Anche quest’anno, la giornata mondiale del malato viene celebrata l’11 febbraio: stesso giorno e stesso mese in cui fu avviata dal Santo Padre Giovanni Paolo II, nel 1992.
Questa giornata è stata istituita per esortare le persone a pregare per coloro che soffrono e per i loro assistenti, impegnati ad alleviare le loro sofferenze.
Numerosi sono gli stimoli che sollecitano i cristiani in questa in primis la consapevolezza che la dignità del malato è più importante della sua stessa malattia, che lui, chiunque esso sia deve essere guardato nella sua interezza, in tutti i suoi bisogni fisici, psichici, morali e sociali, che non dovranno mai esserci malati privilegiati e altri che vengono trascurati e che non si deve mai scartare nessuno. Gesù non si allontana mai da chi soffre, anche da coloro che non erano ritenuti degni di essere avvicinati: gli ultimi, gli scartati, ma si avvicina, li risana e li benefica.

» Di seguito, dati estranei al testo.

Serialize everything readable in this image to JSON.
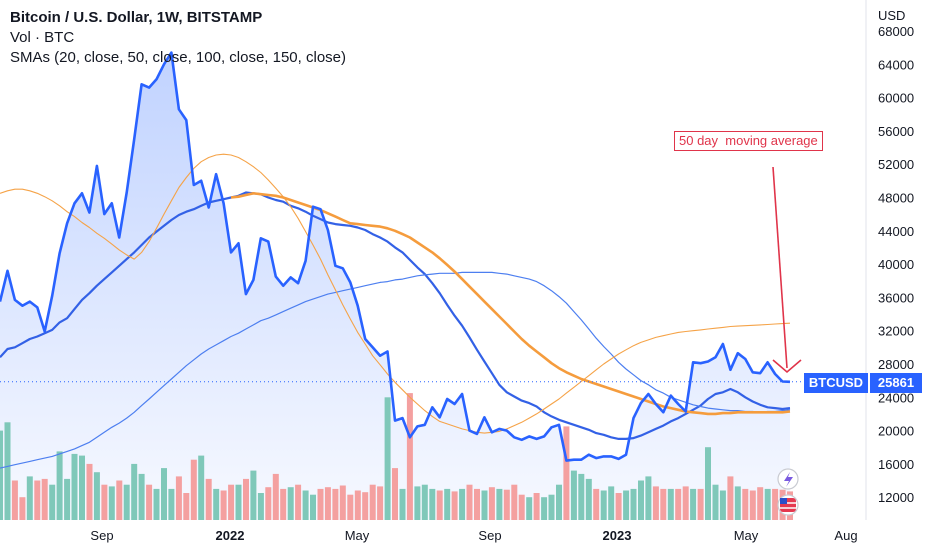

In questa ricorrenza il cristiano deve sempre ricordare che nel malato c’è Gesù che ripete: “ero malato e sei venuto a visitarmi, “; “tutto quello che avete fatto agli altri lo avete fatto a me”. Questa giornata va vissuta all’insegna della misericordia, è lì che si gioca il tutto nel saper essere misericordiosi.
Tanti altri suggerimenti si potrebbero citare ma voglio soffermarmi sul messaggio di papa Francesco per questa XXX I giornata del malato: “Abbi cura di lui “. La compassione come esercizio sinodale di guarigione. In questo messaggio, Papa Francesco, cita il libro del profeta Ezechiele e la parabola del samaritano, per invitarci a riflettere sul fatto che, attraverso l’esperienza del dolore, della fragilità, della malattia e dell’avanzare inesorabile dell’età, possiamo camminare insieme secondo lo stile di Dio, che è vicinanza, compassione e tenerezza.
Il messaggio del papa sottolinea che l’esperienza dello smarrimento, della malattia e della debolezza fanno naturalmente parte del nostro cammino.: non ci escludono dal popolo di Dio, anzi, ci portano al centro dell’attenzione del Signore, che è Padre e non vuole perdere per strada nemmeno uno dei suoi figli.
Si tratta dunque di imparare da Lui per essere una comunità che cammina insieme.
La parabola del buon samaritano, secondo il papa, ha una profonda connessione con i molti modi in cui oggi la fraternità è negata.
Il fatto che la persona malmenata e derubata viene abbandonata lungo la strada, rappresenta la condizione in cui sono lasciati troppi nostri fratelli e sorelle nel momento in cui hanno bisogno di aiuto.
La conclusione di questo racconto evangelico, ci suggerisce come l ‘esercizio della fraternità, iniziato da un incontro a tu per tu, si possa allargare a una cura organizzata. La locanda, l’albergatore, il denaro, la promessa di tenersi sempre informati a vicenda: tutto fa pensare al ministero di sacerdoti, al lavoro di operatori sanitari e sociali, all’impegno di familiari e volontari grazie ai quali ogni giorno, in ogni parte del mondo il bene si oppone al male.
Concludendo la raccomandazione del samaritano all’albergatore: “abbi cura di lui” il papa, come Gesù, la rilancia a noi e ci esorta “va e anche tu fa così‘.”
Anch’io , a causa di una caduta mi sono ritrovata a dipendere dagli altri e a causa dell’immobilità ho avuto tanto tempo per riflettere sui bisogni e sullo stato d’animo degli ammalati cronici, ma soprattutto ho avvertito nel mio cuore un gran rimorso per non aver fatto sentire alle persone ammalate o anche con altri tipi di problemi la mia vicinanza ,il mio affetto sincero, a volte per stanchezza o per non sembrare invadente a volte per motivi importanti, anche se la mia coscienza mi dice che il tempo avrei potuto trovarlo lo stesso. Nei casi più gravi poi la giustificazione è “cosa posso dire ” così è meno doloroso portare il peso dell’altro. Allora, come dice papa Francesco, poiché la parola di Dio è sempre illuminante e contemporanea faccio mio il proposito “Avrò cura del fratello.”